Houston’s industrial overall vacancy rate climbed 30 basis points during the third quarter. Net absorption totaled 6.7 million square feet while more than 9.7 million square feet of new supply was delivered.
Although construction levels have slowed during the year, the area has already surpassed the previous year’s new delivery total. Overall market conditions will determine which of the more than 250 proposed buildings break ground.
Market Fundamentals
Executive Summary
Construction deliveries in the first three quarters of 2023 are almost 27 million square feet. With a quarter left to go, Houston has surpassed the 24 million square feet delivered last year. With another 5 million square feet or more expected to be delivered by year-end, 2023 will set a new annual delivery record of more than 32 million square feet of new space.
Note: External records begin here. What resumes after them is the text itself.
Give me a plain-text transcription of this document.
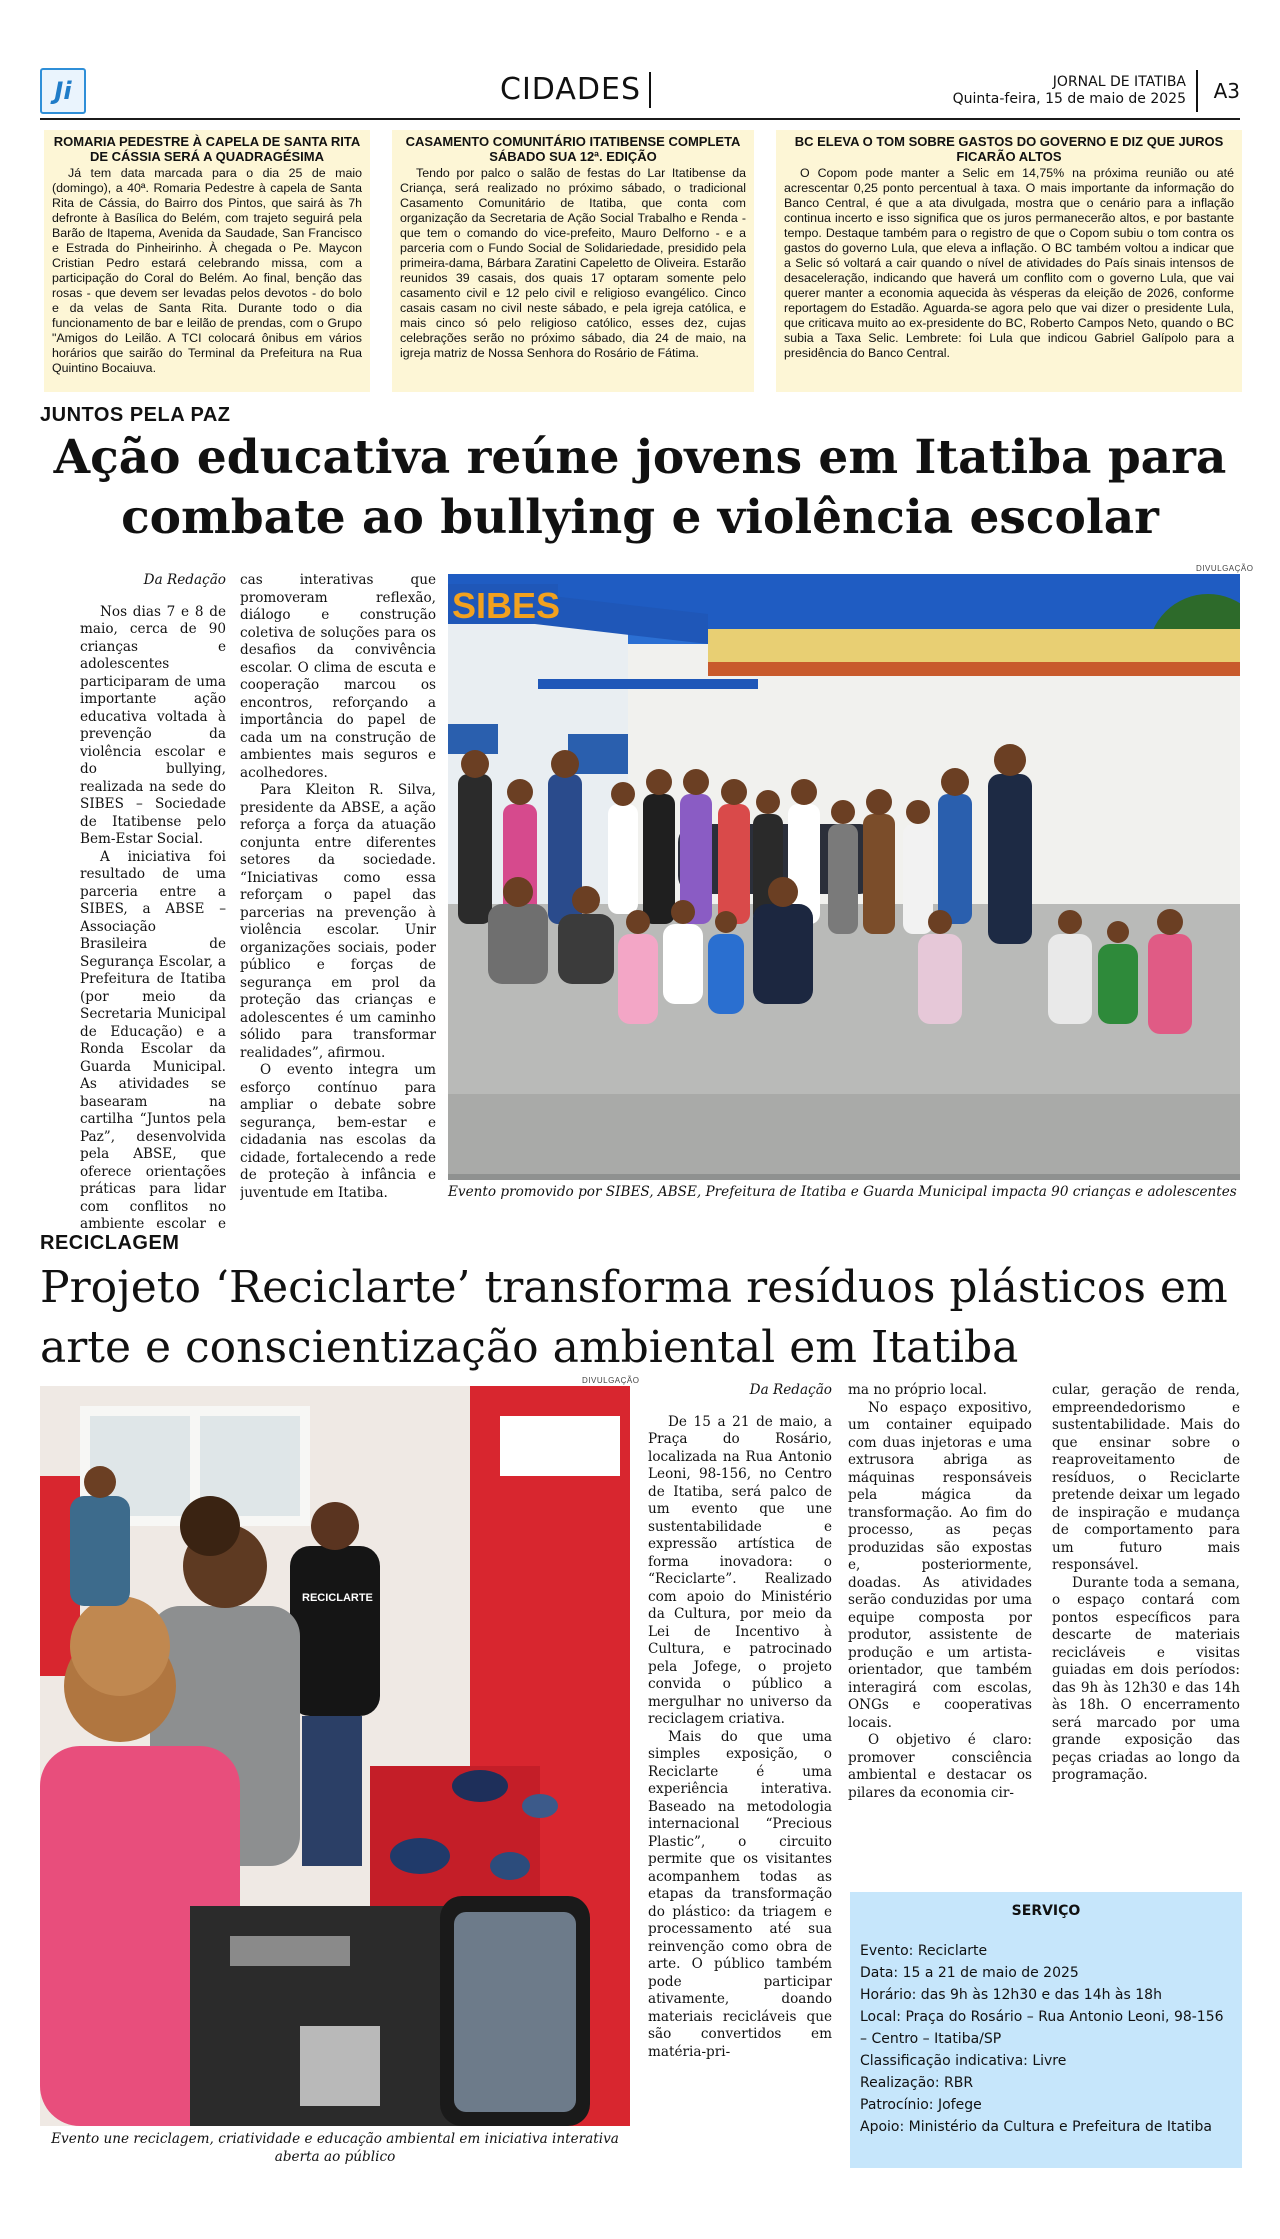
Ji	CIDADES	JORNAL DE ITATIBA
Quinta-feira, 15 de maio de 2025	A3
ROMARIA PEDESTRE À CAPELA DE SANTA RITA DE CÁSSIA SERÁ A QUADRAGÉSIMA

Já tem data marcada para o dia 25 de maio (domingo), a 40ª. Romaria Pedestre à capela de Santa Rita de Cássia, do Bairro dos Pintos, que sairá às 7h defronte à Basílica do Belém, com trajeto seguirá pela Barão de Itapema, Avenida da Saudade, San Francisco e Estrada do Pinheirinho. À chegada o Pe. Maycon Cristian Pedro estará celebrando missa, com a participação do Coral do Belém. Ao final, benção das rosas - que devem ser levadas pelos devotos - do bolo e da velas de Santa Rita. Durante todo o dia funcionamento de bar e leilão de prendas, com o Grupo "Amigos do Leilão. A TCI colocará ônibus em vários horários que sairão do Terminal da Prefeitura na Rua Quintino Bocaiuva.

CASAMENTO COMUNITÁRIO ITATIBENSE COMPLETA SÁBADO SUA 12ª. EDIÇÃO

Tendo por palco o salão de festas do Lar Itatibense da Criança, será realizado no próximo sábado, o tradicional Casamento Comunitário de Itatiba, que conta com organização da Secretaria de Ação Social Trabalho e Renda - que tem o comando do vice-prefeito, Mauro Delforno - e a parceria com o Fundo Social de Solidariedade, presidido pela primeira-dama, Bárbara Zaratini Capeletto de Oliveira. Estarão reunidos 39 casais, dos quais 17 optaram somente pelo casamento civil e 12 pelo civil e religioso evangélico. Cinco casais casam no civil neste sábado, e pela igreja católica, e mais cinco só pelo religioso católico, esses dez, cujas celebrações serão no próximo sábado, dia 24 de maio, na igreja matriz de Nossa Senhora do Rosário de Fátima.

BC ELEVA O TOM SOBRE GASTOS DO GOVERNO E DIZ QUE JUROS FICARÃO ALTOS

O Copom pode manter a Selic em 14,75% na próxima reunião ou até acrescentar 0,25 ponto percentual à taxa. O mais importante da informação do Banco Central, é que a ata divulgada, mostra que o cenário para a inflação continua incerto e isso significa que os juros permanecerão altos, e por bastante tempo. Destaque também para o registro de que o Copom subiu o tom contra os gastos do governo Lula, que eleva a inflação. O BC também voltou a indicar que a Selic só voltará a cair quando o nível de atividades do País sinais intensos de desaceleração, indicando que haverá um conflito com o governo Lula, que vai querer manter a economia aquecida às vésperas da eleição de 2026, conforme reportagem do Estadão. Aguarda-se agora pelo que vai dizer o presidente Lula, que criticava muito ao ex-presidente do BC, Roberto Campos Neto, quando o BC subia a Taxa Selic. Lembrete: foi Lula que indicou Gabriel Galípolo para a presidência do Banco Central.

JUNTOS PELA PAZ
Ação educativa reúne jovens em Itatiba para combate ao bullying e violência escolar

Da Redação

Nos dias 7 e 8 de maio, cerca de 90 crianças e adolescentes participaram de uma importante ação educativa voltada à prevenção da violência escolar e do bullying, realizada na sede do SIBES – Sociedade de Itatibense pelo Bem-Estar Social.

A iniciativa foi resultado de uma parceria entre a SIBES, a ABSE – Associação Brasileira de Segurança Escolar, a Prefeitura de Itatiba (por meio da Secretaria Municipal de Educação) e a Ronda Escolar da Guarda Municipal. As atividades se basearam na cartilha “Juntos pela Paz”, desenvolvida pela ABSE, que oferece orientações práticas para lidar com conflitos no ambiente escolar e

cas interativas que promoveram reflexão, diálogo e construção coletiva de soluções para os desafios da convivência escolar. O clima de escuta e cooperação marcou os encontros, reforçando a importância do papel de cada um na construção de ambientes mais seguros e acolhedores.

Para Kleiton R. Silva, presidente da ABSE, a ação reforça a força da atuação conjunta entre diferentes setores da sociedade. “Iniciativas como essa reforçam o papel das parcerias na prevenção à violência escolar. Unir organizações sociais, poder público e forças de segurança em prol da proteção das crianças e adolescentes é um caminho sólido para transformar realidades”, afirmou.

O evento integra um esforço contínuo para ampliar o debate sobre segurança, bem-estar e cidadania nas escolas da cidade, fortalecendo a rede de proteção à infância e juventude em Itatiba.

DIVULGAÇÃO
SIBES
Evento promovido por SIBES, ABSE, Prefeitura de Itatiba e Guarda Municipal impacta 90 crianças e adolescentes
RECICLAGEM
Projeto ‘Reciclarte’ transforma resíduos plásticos em arte e conscientização ambiental em Itatiba
DIVULGAÇÃO
RECICLARTE
Evento une reciclagem, criatividade e educação ambiental em iniciativa interativa aberta ao público

Da Redação

De 15 a 21 de maio, a Praça do Rosário, localizada na Rua Antonio Leoni, 98-156, no Centro de Itatiba, será palco de um evento que une sustentabilidade e expressão artística de forma inovadora: o “Reciclarte”. Realizado com apoio do Ministério da Cultura, por meio da Lei de Incentivo à Cultura, e patrocinado pela Jofege, o projeto convida o público a mergulhar no universo da reciclagem criativa.

Mais do que uma simples exposição, o Reciclarte é uma experiência interativa. Baseado na metodologia internacional “Precious Plastic”, o circuito permite que os visitantes acompanhem todas as etapas da transformação do plástico: da triagem e processamento até sua reinvenção como obra de arte. O público também pode participar ativamente, doando materiais recicláveis que são convertidos em matéria-pri-

ma no próprio local.

No espaço expositivo, um container equipado com duas injetoras e uma extrusora abriga as máquinas responsáveis pela mágica da transformação. Ao fim do processo, as peças produzidas são expostas e, posteriormente, doadas. As atividades serão conduzidas por uma equipe composta por produtor, assistente de produção e um artista-orientador, que também interagirá com escolas, ONGs e cooperativas locais.

O objetivo é claro: promover consciência ambiental e destacar os pilares da economia cir-

cular, geração de renda, empreendedorismo e sustentabilidade. Mais do que ensinar sobre o reaproveitamento de resíduos, o Reciclarte pretende deixar um legado de inspiração e mudança de comportamento para um futuro mais responsável.

Durante toda a semana, o espaço contará com pontos específicos para descarte de materiais recicláveis e visitas guiadas em dois períodos: das 9h às 12h30 e das 14h às 18h. O encerramento será marcado por uma grande exposição das peças criadas ao longo da programação.

SERVIÇO
Evento: Reciclarte
Data: 15 a 21 de maio de 2025
Horário: das 9h às 12h30 e das 14h às 18h
Local: Praça do Rosário – Rua Antonio Leoni, 98-156
– Centro – Itatiba/SP
Classificação indicativa: Livre
Realização: RBR
Patrocínio: Jofege
Apoio: Ministério da Cultura e Prefeitura de Itatiba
This year’s construction deliveries are a stark contrast to the limited square feet planned to be delivered in 2024. To put this in perspective, Houston has delivered more square footage in each of the last three quarters than what 2024 is expected to deliver all year.
Despite the significant number of new deliveries, the vacancy rate is still below 7.5%. Leasing velocity appears to be holding firm despite fears of a looming recession. This quarter’s activity was led by several large lease transactions, including Distribution Alternatives’ lease of 850,000 square feet, Cargill’s lease of 507,225 square feet, and Daikin’s 500,000-square-foot lease.
Year-to-date absorption is hovering around 15 million square feet in the Houston industrial market, which should put us in line to finish the year around 20 million square feet. Although this year’s absorption numbers may seem low when compared to the last two years, they are still well above the absorption numbers posted pre-COVID-19. The absorption numbers seen across the country over the last two years are not sustainable, and we are seeing a return to normalcy.
Rental rates have stabilized in the larger bulk-distribution buildings, but rates continue to climb in smaller infill spaces. We are keeping an eye on a few soft pockets that have received more of the recent building deliveries, but none are to the point of distress.
Overall, our outlook for the remainder of the year remains cautiously optimistic. We expect leasing velocity to remain strong for the next two quarters. The capital markets will remain soft, with very few large transactions ($50 million+) expected to close through the end of the year.